Startled I turned around to see a gentleman standing uncomfortably close to me. Nodding my head, with a strange look on my face, I replied “Hi.”
And this is where it gets weird.
“I noticed you walk into the store, and I think you are beautiful,” What-da-fuck, I am buying tampons buddy! Instantly all the blood from my body rushes to my face. “Thank you,” I replied, dumbfounded. This guy has balls. “Do you think we could maybe get a coffee sometime?” Stammering my words, while trying to hide what feels like the biggest box of tampons ever, I politely decline. Yet, he didn’t give up! We spent the next 5 minutes having the most awkward conversation I have ever had in my life, in the feminine hygiene aisle.
Bringing me to point.
Being a girl sucks!
PSA – Do not hit on a woman buying tampons!
Let’s delve into the world of tampons for a moment.
This, the moment I lose all male readers…
These things are incredibly intrusive; the mere fact that we have to shove these up our vagina for 5 to 7 days once a month is ludicrous. If we weren’t already moody, bitchy and bloated, this ought to put us over the edge. And, what the hell is with the packaging? It doesn’t help the situation. I find it disturbing that anything with the label Super should go near my vagina and don’t get me started on the name, “Pearl.” These things aren’t cheap either, and we have to pay TAX! Seriously, we can’t help that we bleed once a month, its nature.
As if it isn’t enough that we endure the torture of menstruation, we now have to shave. I am positive I have spent over 600 hours shaving my legs, not yet having perfected it. Barely being able to balance on the slippery shower floor in the-flamingo-formation. Daily, I shave the skin off my shin or Achilles tendon, and as my skin curls through the razor, I don’t stop. I just keep on dragging that sharp tool across my skin. Don’t get me wrong, I like being freshly shaven, but I’m 30 years in and terrible at it.

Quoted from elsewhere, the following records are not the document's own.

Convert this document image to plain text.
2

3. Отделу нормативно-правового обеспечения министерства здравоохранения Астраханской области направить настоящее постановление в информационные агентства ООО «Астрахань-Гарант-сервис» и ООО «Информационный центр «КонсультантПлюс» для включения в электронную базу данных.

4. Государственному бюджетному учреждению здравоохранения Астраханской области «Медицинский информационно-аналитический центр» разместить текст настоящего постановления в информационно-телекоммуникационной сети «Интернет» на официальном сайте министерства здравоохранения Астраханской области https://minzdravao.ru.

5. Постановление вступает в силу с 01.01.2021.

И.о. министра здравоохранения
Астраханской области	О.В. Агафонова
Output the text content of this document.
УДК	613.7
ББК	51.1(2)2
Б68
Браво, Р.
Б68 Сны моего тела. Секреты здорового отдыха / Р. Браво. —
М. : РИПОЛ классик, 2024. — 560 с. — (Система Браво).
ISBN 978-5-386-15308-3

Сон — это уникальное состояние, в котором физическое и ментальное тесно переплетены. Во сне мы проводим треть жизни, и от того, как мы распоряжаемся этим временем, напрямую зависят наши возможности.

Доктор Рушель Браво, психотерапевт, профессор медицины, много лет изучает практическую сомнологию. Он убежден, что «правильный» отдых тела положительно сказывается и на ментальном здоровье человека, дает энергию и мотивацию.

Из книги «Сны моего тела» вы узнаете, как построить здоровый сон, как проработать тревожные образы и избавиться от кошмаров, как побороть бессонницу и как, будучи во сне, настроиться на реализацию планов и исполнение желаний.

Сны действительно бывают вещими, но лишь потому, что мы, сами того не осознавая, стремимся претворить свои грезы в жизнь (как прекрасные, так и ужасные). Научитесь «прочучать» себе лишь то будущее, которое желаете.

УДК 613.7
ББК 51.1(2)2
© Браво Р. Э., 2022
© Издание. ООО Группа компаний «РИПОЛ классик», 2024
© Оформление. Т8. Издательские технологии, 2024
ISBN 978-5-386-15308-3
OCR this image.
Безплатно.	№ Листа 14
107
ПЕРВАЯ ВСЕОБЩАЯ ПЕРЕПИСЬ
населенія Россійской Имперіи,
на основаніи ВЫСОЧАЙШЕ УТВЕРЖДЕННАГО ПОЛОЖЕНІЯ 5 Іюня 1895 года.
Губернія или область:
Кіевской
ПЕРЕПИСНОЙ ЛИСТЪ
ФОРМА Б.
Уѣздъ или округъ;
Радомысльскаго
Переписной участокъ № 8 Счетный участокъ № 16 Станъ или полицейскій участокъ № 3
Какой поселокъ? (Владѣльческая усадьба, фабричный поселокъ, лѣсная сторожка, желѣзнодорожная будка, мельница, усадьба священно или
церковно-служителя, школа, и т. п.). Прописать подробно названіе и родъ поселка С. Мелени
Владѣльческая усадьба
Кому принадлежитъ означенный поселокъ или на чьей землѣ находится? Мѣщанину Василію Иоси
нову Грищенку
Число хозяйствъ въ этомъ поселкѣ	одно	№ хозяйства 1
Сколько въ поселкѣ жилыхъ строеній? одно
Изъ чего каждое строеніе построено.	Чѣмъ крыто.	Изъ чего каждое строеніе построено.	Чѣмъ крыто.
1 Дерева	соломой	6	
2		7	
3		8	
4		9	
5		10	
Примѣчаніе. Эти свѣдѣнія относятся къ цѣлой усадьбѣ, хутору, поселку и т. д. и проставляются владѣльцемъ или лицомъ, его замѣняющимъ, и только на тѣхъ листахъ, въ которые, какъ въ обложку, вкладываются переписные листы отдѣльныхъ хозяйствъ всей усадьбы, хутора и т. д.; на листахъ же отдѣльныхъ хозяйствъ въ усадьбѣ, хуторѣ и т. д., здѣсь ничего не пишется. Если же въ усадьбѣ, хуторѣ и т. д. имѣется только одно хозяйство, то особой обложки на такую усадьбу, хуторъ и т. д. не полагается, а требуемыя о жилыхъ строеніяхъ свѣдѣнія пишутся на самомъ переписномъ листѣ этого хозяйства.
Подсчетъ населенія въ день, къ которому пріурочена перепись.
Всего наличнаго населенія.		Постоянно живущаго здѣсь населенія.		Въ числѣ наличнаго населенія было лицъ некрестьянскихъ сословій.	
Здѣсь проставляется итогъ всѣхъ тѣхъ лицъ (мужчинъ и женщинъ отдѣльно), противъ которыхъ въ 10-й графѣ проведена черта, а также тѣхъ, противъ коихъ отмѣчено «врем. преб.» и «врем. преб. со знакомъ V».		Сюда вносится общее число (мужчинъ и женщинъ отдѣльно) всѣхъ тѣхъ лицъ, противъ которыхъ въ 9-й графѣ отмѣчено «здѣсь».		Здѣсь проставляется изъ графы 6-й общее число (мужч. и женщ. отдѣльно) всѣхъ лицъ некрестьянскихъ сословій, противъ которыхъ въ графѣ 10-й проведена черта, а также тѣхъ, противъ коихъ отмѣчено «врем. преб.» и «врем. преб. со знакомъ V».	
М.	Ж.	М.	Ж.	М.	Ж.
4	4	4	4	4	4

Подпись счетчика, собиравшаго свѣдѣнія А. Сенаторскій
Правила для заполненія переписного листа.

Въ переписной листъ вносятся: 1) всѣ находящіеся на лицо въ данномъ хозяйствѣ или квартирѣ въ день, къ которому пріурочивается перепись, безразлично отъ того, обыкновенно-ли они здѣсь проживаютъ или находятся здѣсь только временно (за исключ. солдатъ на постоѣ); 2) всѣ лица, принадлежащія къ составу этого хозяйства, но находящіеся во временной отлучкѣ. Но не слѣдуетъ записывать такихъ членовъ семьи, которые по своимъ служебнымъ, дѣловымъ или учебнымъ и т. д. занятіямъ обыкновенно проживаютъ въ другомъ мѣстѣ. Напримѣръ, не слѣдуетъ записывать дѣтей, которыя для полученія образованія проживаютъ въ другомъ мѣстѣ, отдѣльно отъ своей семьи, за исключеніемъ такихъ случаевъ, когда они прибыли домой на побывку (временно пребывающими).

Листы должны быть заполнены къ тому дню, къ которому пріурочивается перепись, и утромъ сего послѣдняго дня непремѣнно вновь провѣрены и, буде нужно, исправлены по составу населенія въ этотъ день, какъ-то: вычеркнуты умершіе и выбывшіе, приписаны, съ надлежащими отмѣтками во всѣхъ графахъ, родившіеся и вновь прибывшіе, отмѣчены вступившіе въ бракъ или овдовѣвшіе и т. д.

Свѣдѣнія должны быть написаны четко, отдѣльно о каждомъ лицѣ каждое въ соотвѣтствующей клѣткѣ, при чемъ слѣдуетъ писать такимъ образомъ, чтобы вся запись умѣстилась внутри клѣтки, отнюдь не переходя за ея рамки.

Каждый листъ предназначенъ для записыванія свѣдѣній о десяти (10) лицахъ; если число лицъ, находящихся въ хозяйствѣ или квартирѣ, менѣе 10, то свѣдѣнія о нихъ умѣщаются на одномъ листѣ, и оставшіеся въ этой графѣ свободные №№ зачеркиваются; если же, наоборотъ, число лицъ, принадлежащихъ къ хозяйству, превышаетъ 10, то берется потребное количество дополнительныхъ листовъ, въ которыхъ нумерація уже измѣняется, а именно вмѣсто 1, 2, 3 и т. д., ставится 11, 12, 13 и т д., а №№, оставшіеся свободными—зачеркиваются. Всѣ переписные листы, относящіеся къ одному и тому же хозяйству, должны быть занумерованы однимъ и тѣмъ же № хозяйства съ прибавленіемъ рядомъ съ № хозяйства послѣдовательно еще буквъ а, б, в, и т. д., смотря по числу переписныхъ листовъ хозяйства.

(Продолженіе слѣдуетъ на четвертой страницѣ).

Then comes time to take care of our lady-parts; I am not sure how you girls go about it, but I choose (using the word choose, very loosely) the Brazilian wax. If you haven’t had one, I suggest a bottle of wine and a couple of Advil to start. This way you will at the very least be ready for the eradication of your pride. But there is truly no amount of wine that can prepare you for the spreading of your butt cheeks by a perfect stranger while she Mr. Miyagi’s-your-butt-hole. I remember my first time vividly, asking the esthetician if she wanted to buy me dinner first. She did not laugh — nor did I after she peeled the wax off with a vengeance.
Bringing me to the art of plucking, even the word itself sounds painful. Here we are, holding a tool designed to take out slivers (so I’m convinced), and instead, we are steadying our hands to pull unwanted hair from our face. I don’t know about you, but once in a while I grab more skin than unwanted hair. It’s not a good feeling.
Waxing, plucking, shaving are only some of our womanly problems.
Not only do we spend countless hours on our face, but we also spend countless dollars. Okay, foundation. Seriously, you might as well take my left arm, this shit is expensive. Oh, I know what you are thinking, you don’t have to buy the expensive stuff: LIES. If I do put the cheap, tested-on-animals crap on my face, I quickly turn into a hormonal teenager. With the onset of adult acne, I am then finding creams to reverse the effect. Happy Days.
Being a girl sucks! Not only are we plucking, shaving, waxing, and being hit on in the Tampon aisle, but also we live in a world mostly made for men. So ladies, don’t let anyone take away the strength you have. I don’t know many men could go through all the shit we do in a day.
What do you hate/love about being a woman?